Ajmal will now undergo a third unofficial test, before returning to domestic cricket in Pakistan if cleared to bowl these two deliveries again. Once he gets enough bowling time there, the PCB will apply for him to be officially reassessed by the ICC.
"He worked so hard to reduce the flex," Akram told ESPNcricinfo. "The latest test in the biomechanics lab on Monday revealed that he has started bowling within the ICC's 15-degree limit. His conventional offspin and faster deliveries are very well bowled within the limit now, that's the good news."
Ajmal's average elbow extension was found to be more than twice the permissible limit of 15 degrees, going up to 42 degrees on average in the official tests conducted before he was suspended from bowling in September. Following that, Ajmal underwent extensive remedial work over six weeks, but had still not fallen under the 15-dregree limit when he first underwent an unofficial test at Loughborough University earlier this month. Akram said Ajmal's medical history and several cricket injuries have been hindering his bowling action. It is understood that the PCB had maintained Ajmal had a medical condition following an accident which affected the movement of his elbow when he was previously reported in 2009, and that had been accepted by the ICC when his action was cleared then.
"There is no doubt that he is a true fighter.
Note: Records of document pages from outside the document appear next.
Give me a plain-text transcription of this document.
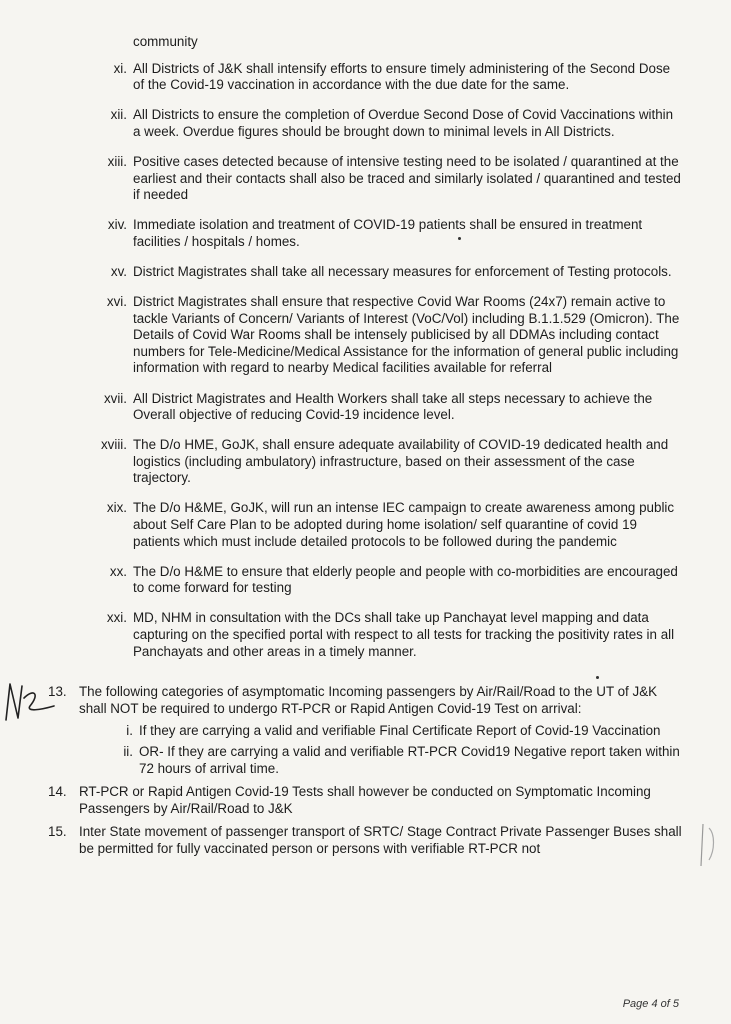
community
xi. All Districts of J&K shall intensify efforts to ensure timely administering of the Second Dose of the Covid-19 vaccination in accordance with the due date for the same.
xii. All Districts to ensure the completion of Overdue Second Dose of Covid Vaccinations within a week. Overdue figures should be brought down to minimal levels in All Districts.
xiii. Positive cases detected because of intensive testing need to be isolated / quarantined at the earliest and their contacts shall also be traced and similarly isolated / quarantined and tested if needed
xiv. Immediate isolation and treatment of COVID-19 patients shall be ensured in treatment facilities / hospitals / homes.
xv. District Magistrates shall take all necessary measures for enforcement of Testing protocols.
xvi. District Magistrates shall ensure that respective Covid War Rooms (24x7) remain active to tackle Variants of Concern/ Variants of Interest (VoC/Vol) including B.1.1.529 (Omicron). The Details of Covid War Rooms shall be intensely publicised by all DDMAs including contact numbers for Tele-Medicine/Medical Assistance for the information of general public including information with regard to nearby Medical facilities available for referral
xvii. All District Magistrates and Health Workers shall take all steps necessary to achieve the Overall objective of reducing Covid-19 incidence level.
xviii. The D/o HME, GoJK, shall ensure adequate availability of COVID-19 dedicated health and logistics (including ambulatory) infrastructure, based on their assessment of the case trajectory.
xix. The D/o H&ME, GoJK, will run an intense IEC campaign to create awareness among public about Self Care Plan to be adopted during home isolation/ self quarantine of covid 19 patients which must include detailed protocols to be followed during the pandemic
xx. The D/o H&ME to ensure that elderly people and people with co-morbidities are encouraged to come forward for testing
xxi. MD, NHM in consultation with the DCs shall take up Panchayat level mapping and data capturing on the specified portal with respect to all tests for tracking the positivity rates in all Panchayats and other areas in a timely manner.
13. The following categories of asymptomatic Incoming passengers by Air/Rail/Road to the UT of J&K shall NOT be required to undergo RT-PCR or Rapid Antigen Covid-19 Test on arrival:
i. If they are carrying a valid and verifiable Final Certificate Report of Covid-19 Vaccination
ii. OR- If they are carrying a valid and verifiable RT-PCR Covid19 Negative report taken within 72 hours of arrival time.
14. RT-PCR or Rapid Antigen Covid-19 Tests shall however be conducted on Symptomatic Incoming Passengers by Air/Rail/Road to J&K
15. Inter State movement of passenger transport of SRTC/ Stage Contract Private Passenger Buses shall be permitted for fully vaccinated person or persons with verifiable RT-PCR not
Page 4 of 5
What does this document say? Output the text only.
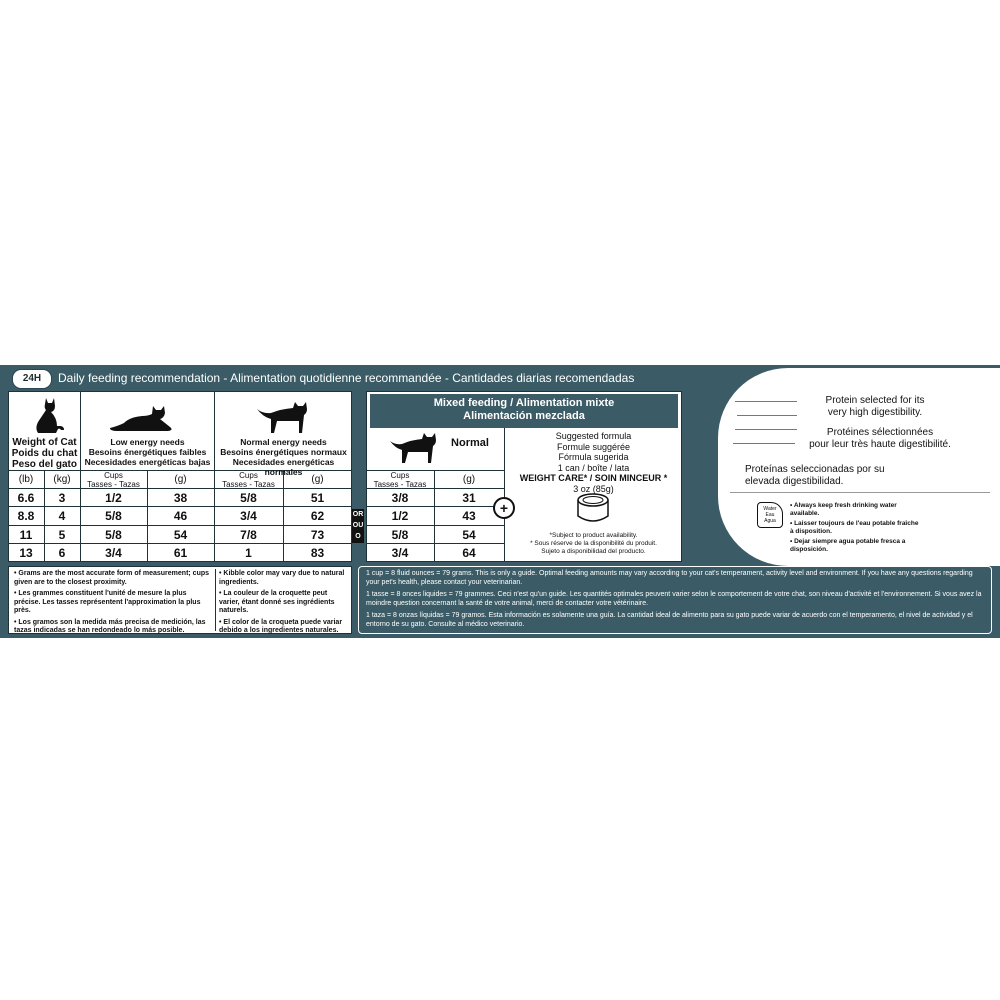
24H	Daily feeding recommendation - Alimentation quotidienne recommandée - Cantidades diarias recomendadas
Weight of Cat
Poids du chat
Peso del gato
Low energy needs
Besoins énergétiques faibles
Necesidades energéticas bajas
Normal energy needs
Besoins énergétiques normaux
Necesidades energéticas normales
(lb)	(kg)	Cups
Tasses - Tazas	(g)	Cups
Tasses - Tazas	(g)
6.6	3	1/2	38	5/8	51
8.8	4	5/8	46	3/4	62
11	5	5/8	54	7/8	73
13	6	3/4	61	1	83
OR
OU
O
Mixed feeding / Alimentation mixte
Alimentación mezclada
Normal
Cups
Tasses - Tazas	(g)
3/8	31
1/2	43
5/8	54
3/4	64
+
Suggested formula
Formule suggérée
Fórmula sugerida
1 can / boîte / lata
WEIGHT CARE* / SOIN MINCEUR *
3 oz (85g)
*Subject to product availability.
* Sous réserve de la disponibilité du produit.
Sujeto a disponibilidad del producto.
Protein selected for its
very high digestibility.
Protéines sélectionnées
pour leur très haute digestibilité.
Proteínas seleccionadas por su
elevada digestibilidad.
Water
Eau
Agua

• Always keep fresh drinking water available.

• Laisser toujours de l'eau potable fraîche à disposition.

• Dejar siempre agua potable fresca a disposición.

• Grams are the most accurate form of measurement; cups given are to the closest proximity.

• Les grammes constituent l'unité de mesure la plus précise. Les tasses représentent l'approximation la plus près.

• Los gramos son la medida más precisa de medición, las tazas indicadas se han redondeado lo más posible.

• Kibble color may vary due to natural ingredients.

• La couleur de la croquette peut varier, étant donné ses ingrédients naturels.

• El color de la croqueta puede variar debido a los ingredientes naturales.

1 cup = 8 fluid ounces = 79 grams. This is only a guide. Optimal feeding amounts may vary according to your cat's temperament, activity level and environment. If you have any questions regarding your pet's health, please contact your veterinarian.

1 tasse = 8 onces liquides = 79 grammes. Ceci n'est qu'un guide. Les quantités optimales peuvent varier selon le comportement de votre chat, son niveau d'activité et l'environnement. Si vous avez la moindre question concernant la santé de votre animal, merci de contacter votre vétérinaire.

1 taza = 8 onzas líquidas = 79 gramos. Esta información es solamente una guía. La cantidad ideal de alimento para su gato puede variar de acuerdo con el temperamento, el nivel de actividad y el entorno de su gato. Consulte al médico veterinario.
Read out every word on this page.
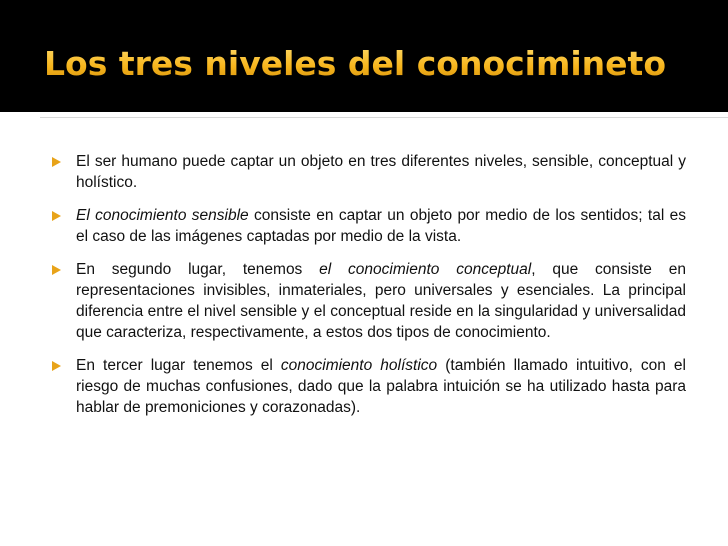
Los tres niveles del conocimineto
El ser humano puede captar un objeto en tres diferentes niveles, sensible, conceptual y holístico.
El conocimiento sensible consiste en captar un objeto por medio de los sentidos; tal es el caso de las imágenes captadas por medio de la vista.
En segundo lugar, tenemos el conocimiento conceptual, que consiste en representaciones invisibles, inmateriales, pero universales y esenciales. La principal diferencia entre el nivel sensible y el conceptual reside en la singularidad y universalidad que caracteriza, respectivamente, a estos dos tipos de conocimiento.
En tercer lugar tenemos el conocimiento holístico (también llamado intuitivo, con el riesgo de muchas confusiones, dado que la palabra intuición se ha utilizado hasta para hablar de premoniciones y corazonadas).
He, despite his medical history, has achieved a significant result in reducing the flex in his elbow. But at the same time I would like to request ICC to give him a benefit of doubt as his chronic injuries forced him to bowl [differently], with the wrist collapsing and shoulder dislocating. This is something which is exceptional in his case."
Akram said the new testing methods were very stringent, but the PCB fully supported the ICC's stance. "It very hard to clear tests under the ICC's new protocols, with 3D software. Some of the very clean-looking actions via the naked eye can be questioned. There should be a benefit of doubt in testing protocol, and consideration for the exceptional cases. But PCB has been working extensively to weed out the illegal bowling actions from the domestic circuit. We have already cracked down on all bowlers with suspect action and are presently working with them on their actions. We always stand with the ICC and support the no-tolerance approach in dealing with suspected illegal bowling actions."